Bernardo Tobar Carrión | El mural

Si esta obra disgusta a unos cuantos, aunque formasen mayoría coyuntural, no es el fondo de la cuestión
Imagino a Guayasamín en trance frente a un lienzo en blanco, descomunal, al que empieza a tantear con trazos amplios como los vuelos de un capote, febriles por izquierda, por derecha, hasta que ya consciente del alma de la posante que le desafía, la atrapa, la descifra y la va cromando, corriendo la espátula como si cada empasto fuera un muletazo hondo y justificado en su autonomía expresiva, el duelo inicial de miradas, de pintor y modelo, elevado a baile sincrónico, armonía de luz y sombra, revelación y secreto. Guayasamín no retrataba con colores, sino con el dolor, el clamor y la esperanza.
Hace poco vi una faena con duendes de Morante y presencié similar paroxismo creativo, la cita con lo indómito, la emoción estética perfilada con muletazos quedos, el cortejo de la vida con la muerte, la embestida violenta que se acompasa con el temple de la angustia existencial y los pies clavados al destino, plasmando sobre la tela inasible del recuerdo un misterio de belleza sublime.
Hay quien no entiende la obra de Guayasamín, y en esta época descastada, rendida a modas advenedizas, mucho menos habría respetado su afición taurina, que era parte de la pasión común a todo estrato, identidad falseada y mutilada por una consulta bastarda y maniquea que hizo de Quito una urbe anodina. Las manifestaciones de la tradición y la cultura no deben ser jamás materia de mayorías anulatorias, error a evitar ahora que, por algún peregrino globo de ensayo, se ha colado en el debate público una corriente que cuestiona el mural de este artista en el hemiciclo legislativo. Si esta obra disgusta a unos cuantos, aunque formasen mayoría coyuntural, no es el fondo de la cuestión, sino preservar la historia, especialmente en las facetas que nos incomodan e interpelan. No madura una sociedad inclinada a rehacer el ayer cada vez que soplan vientos nuevos.

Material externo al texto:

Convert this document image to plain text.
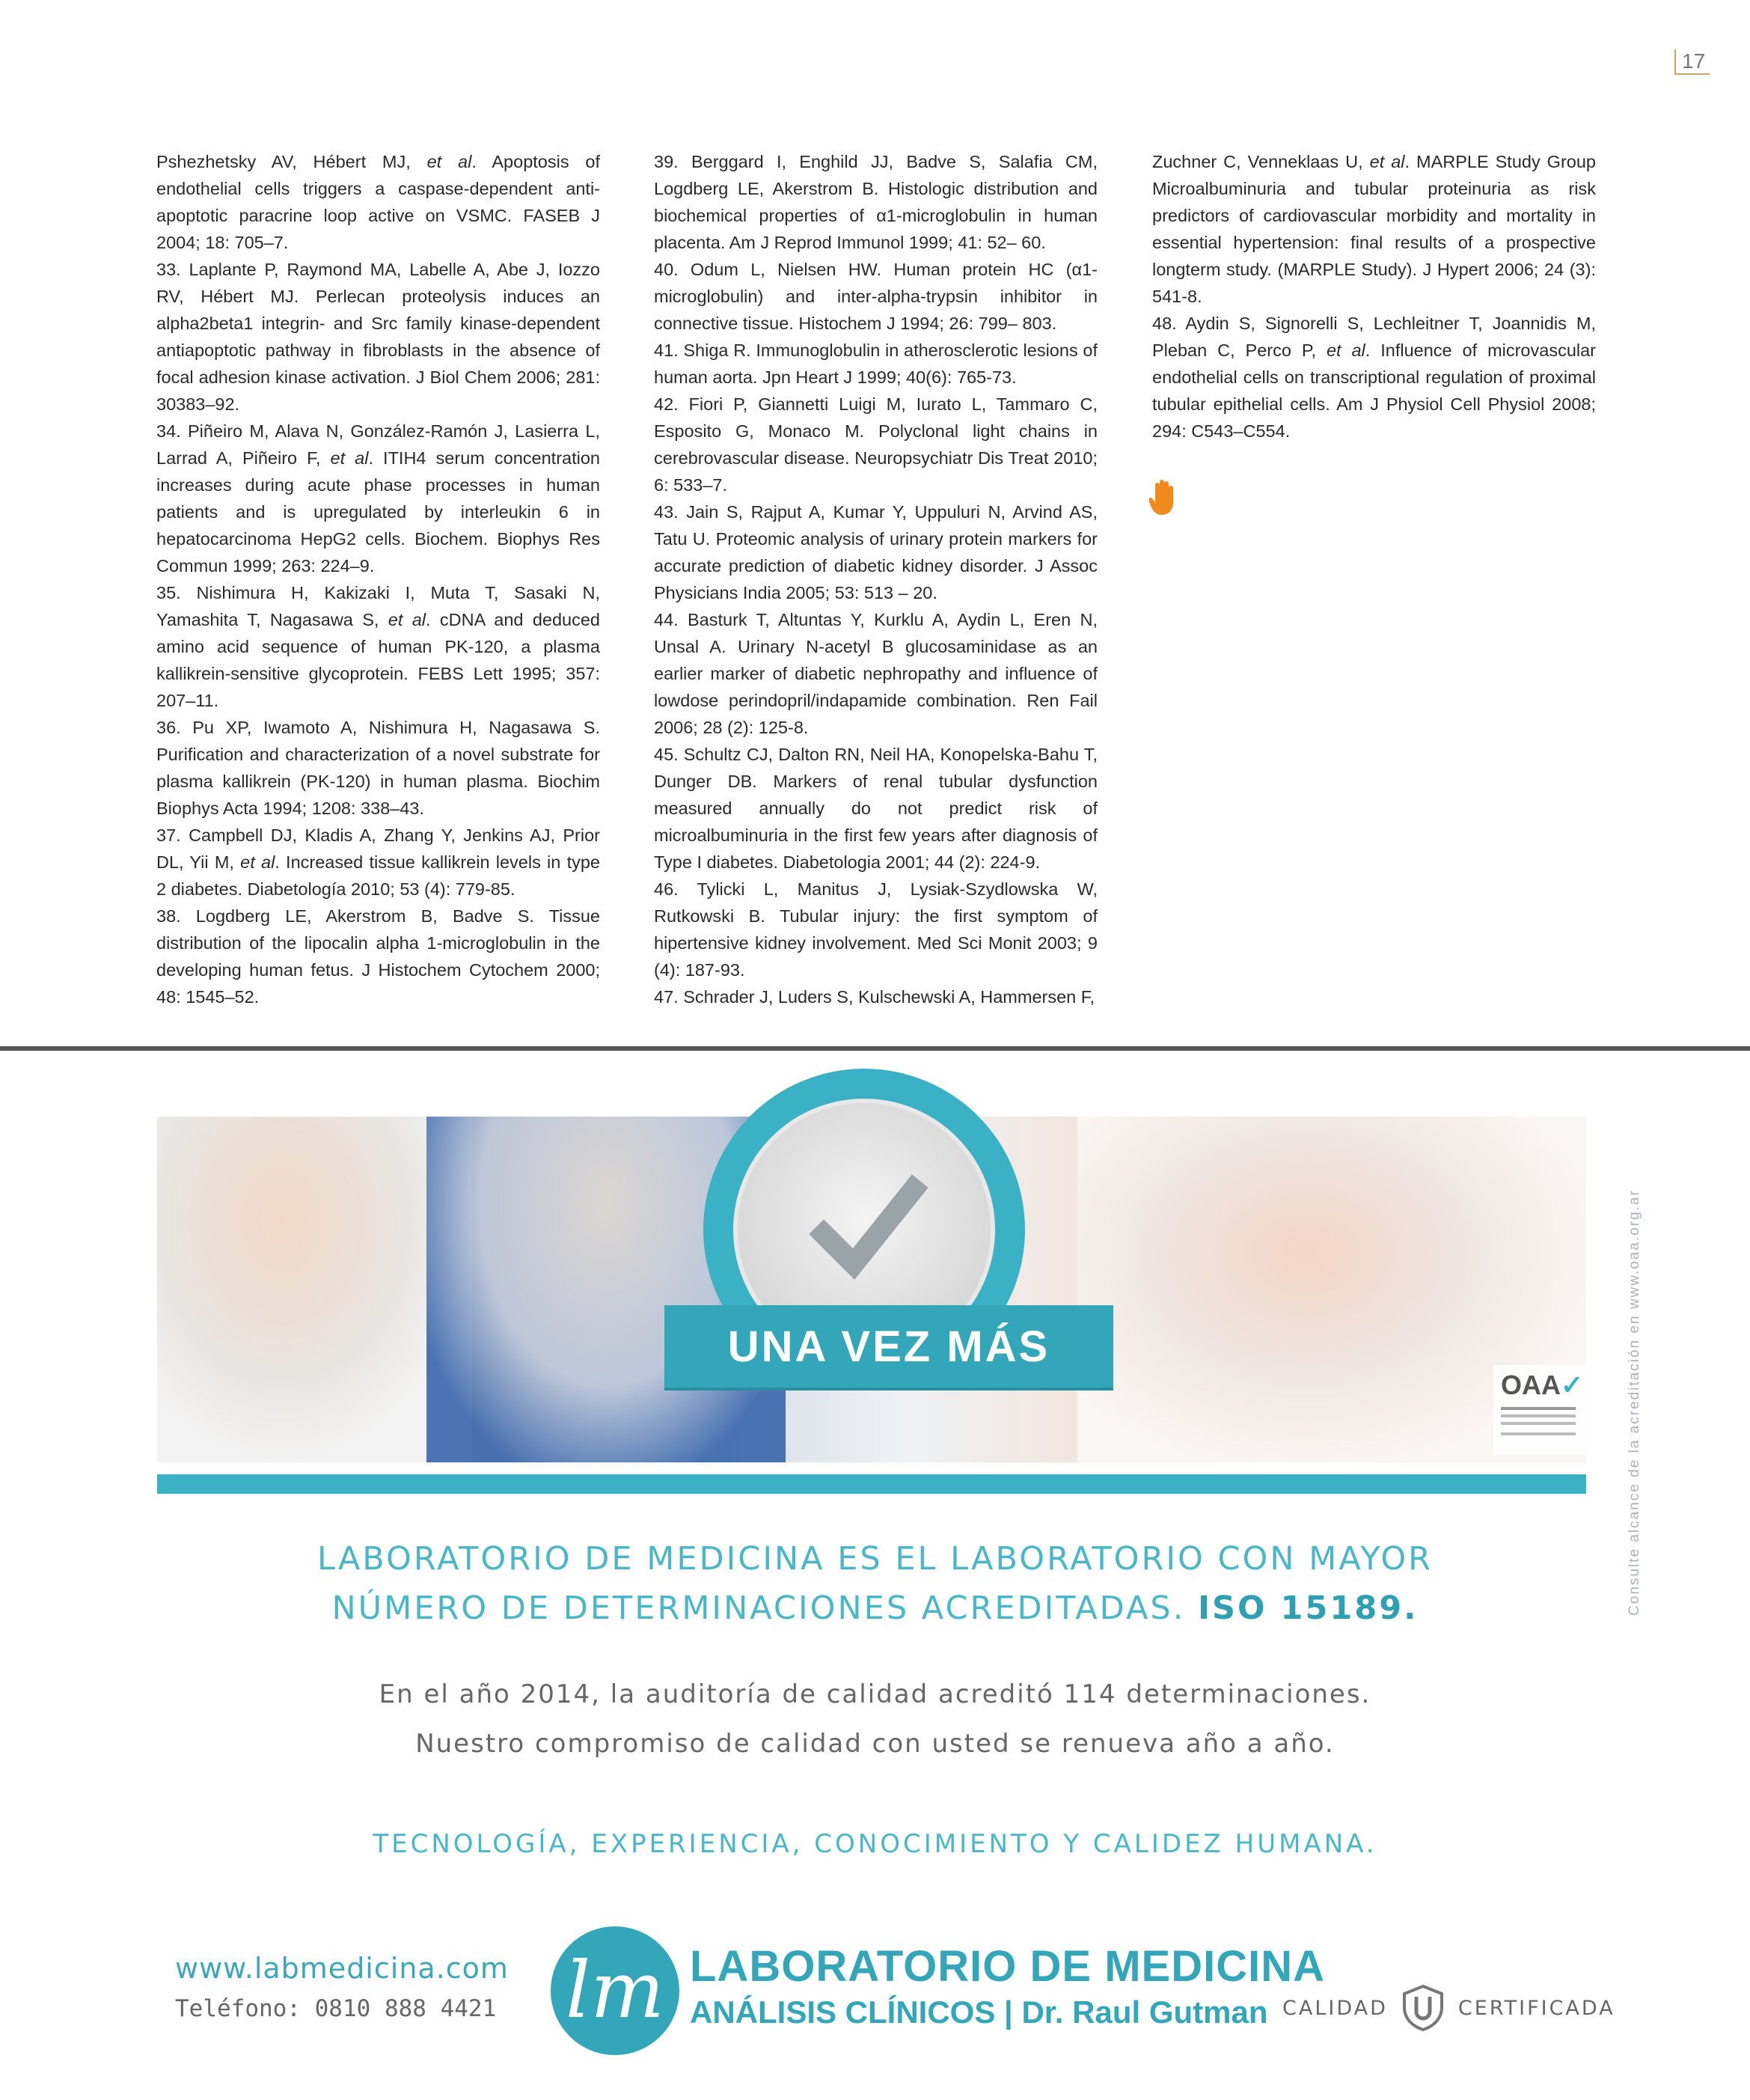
17

Pshezhetsky AV, Hébert MJ, et al. Apoptosis of endothelial cells triggers a caspase-dependent anti-apoptotic paracrine loop active on VSMC. FASEB J 2004; 18: 705–7.

33. Laplante P, Raymond MA, Labelle A, Abe J, Iozzo RV, Hébert MJ. Perlecan proteolysis induces an alpha2beta1 integrin- and Src family kinase-dependent antiapoptotic pathway in fibroblasts in the absence of focal adhesion kinase activation. J Biol Chem 2006; 281: 30383–92.

34. Piñeiro M, Alava N, González-Ramón J, Lasierra L, Larrad A, Piñeiro F, et al. ITIH4 serum concentration increases during acute phase processes in human patients and is upregulated by interleukin 6 in hepatocarcinoma HepG2 cells. Biochem. Biophys Res Commun 1999; 263: 224–9.

35. Nishimura H, Kakizaki I, Muta T, Sasaki N, Yamashita T, Nagasawa S, et al. cDNA and deduced amino acid sequence of human PK-120, a plasma kallikrein-sensitive glycoprotein. FEBS Lett 1995; 357: 207–11.

36. Pu XP, Iwamoto A, Nishimura H, Nagasawa S. Purification and characterization of a novel substrate for plasma kallikrein (PK-120) in human plasma. Biochim Biophys Acta 1994; 1208: 338–43.

37. Campbell DJ, Kladis A, Zhang Y, Jenkins AJ, Prior DL, Yii M, et al. Increased tissue kallikrein levels in type 2 diabetes. Diabetología 2010; 53 (4): 779-85.

38. Logdberg LE, Akerstrom B, Badve S. Tissue distribution of the lipocalin alpha 1-microglobulin in the developing human fetus. J Histochem Cytochem 2000; 48: 1545–52.

39. Berggard I, Enghild JJ, Badve S, Salafia CM, Logdberg LE, Akerstrom B. Histologic distribution and biochemical properties of α1-microglobulin in human placenta. Am J Reprod Immunol 1999; 41: 52– 60.

40. Odum L, Nielsen HW. Human protein HC (α1-microglobulin) and inter-alpha-trypsin inhibitor in connective tissue. Histochem J 1994; 26: 799– 803.

41. Shiga R. Immunoglobulin in atherosclerotic lesions of human aorta. Jpn Heart J 1999; 40(6): 765-73.

42. Fiori P, Giannetti Luigi M, Iurato L, Tammaro C, Esposito G, Monaco M. Polyclonal light chains in cerebrovascular disease. Neuropsychiatr Dis Treat 2010; 6: 533–7.

43. Jain S, Rajput A, Kumar Y, Uppuluri N, Arvind AS, Tatu U. Proteomic analysis of urinary protein markers for accurate prediction of diabetic kidney disorder. J Assoc Physicians India 2005; 53: 513 – 20.

44. Basturk T, Altuntas Y, Kurklu A, Aydin L, Eren N, Unsal A. Urinary N-acetyl B glucosaminidase as an earlier marker of diabetic nephropathy and influence of lowdose perindopril/indapamide combination. Ren Fail 2006; 28 (2): 125-8.

45. Schultz CJ, Dalton RN, Neil HA, Konopelska-Bahu T, Dunger DB. Markers of renal tubular dysfunction measured annually do not predict risk of microalbuminuria in the first few years after diagnosis of Type I diabetes. Diabetologia 2001; 44 (2): 224-9.

46. Tylicki L, Manitus J, Lysiak-Szydlowska W, Rutkowski B. Tubular injury: the first symptom of hipertensive kidney involvement. Med Sci Monit 2003; 9 (4): 187-93.

47. Schrader J, Luders S, Kulschewski A, Hammersen F,

Zuchner C, Venneklaas U, et al. MARPLE Study Group Microalbuminuria and tubular proteinuria as risk predictors of cardiovascular morbidity and mortality in essential hypertension: final results of a prospective longterm study. (MARPLE Study). J Hypert 2006; 24 (3): 541-8.

48. Aydin S, Signorelli S, Lechleitner T, Joannidis M, Pleban C, Perco P, et al. Influence of microvascular endothelial cells on transcriptional regulation of proximal tubular epithelial cells. Am J Physiol Cell Physiol 2008; 294: C543–C554.

UNA VEZ MÁS
OAA✓	Consulte alcance de la acreditación en www.oaa.org.ar
LABORATORIO DE MEDICINA ES EL LABORATORIO CON MAYOR
NÚMERO DE DETERMINACIONES ACREDITADAS. ISO 15189.
En el año 2014, la auditoría de calidad acreditó 114 determinaciones.
Nuestro compromiso de calidad con usted se renueva año a año.
TECNOLOGÍA, EXPERIENCIA, CONOCIMIENTO Y CALIDEZ HUMANA.
www.labmedicina.com
Teléfono: 0810 888 4421 lm LABORATORIO DE MEDICINA
ANÁLISIS CLÍNICOS | Dr. Raul Gutman CALIDAD	CERTIFICADA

El mural de Guayasamín, al igual que las corridas de toros de las que era aficionado radical, retratan desde su perspectiva -¿qué artista no expresa la suya?- la raigambre nacional, la riqueza y contradicciones del mestizaje, la vocación libérrima que sufragó Quito con la sangre de sus próceres. La cultura no se consulta; se genera espontáneamente a través de los siglos, respetando y tolerando la diversidad de fuentes auténticas que la nutren. Quien no la aprecia siempre tiene la libertad de mirar para otro lado o no asistir a la plaza.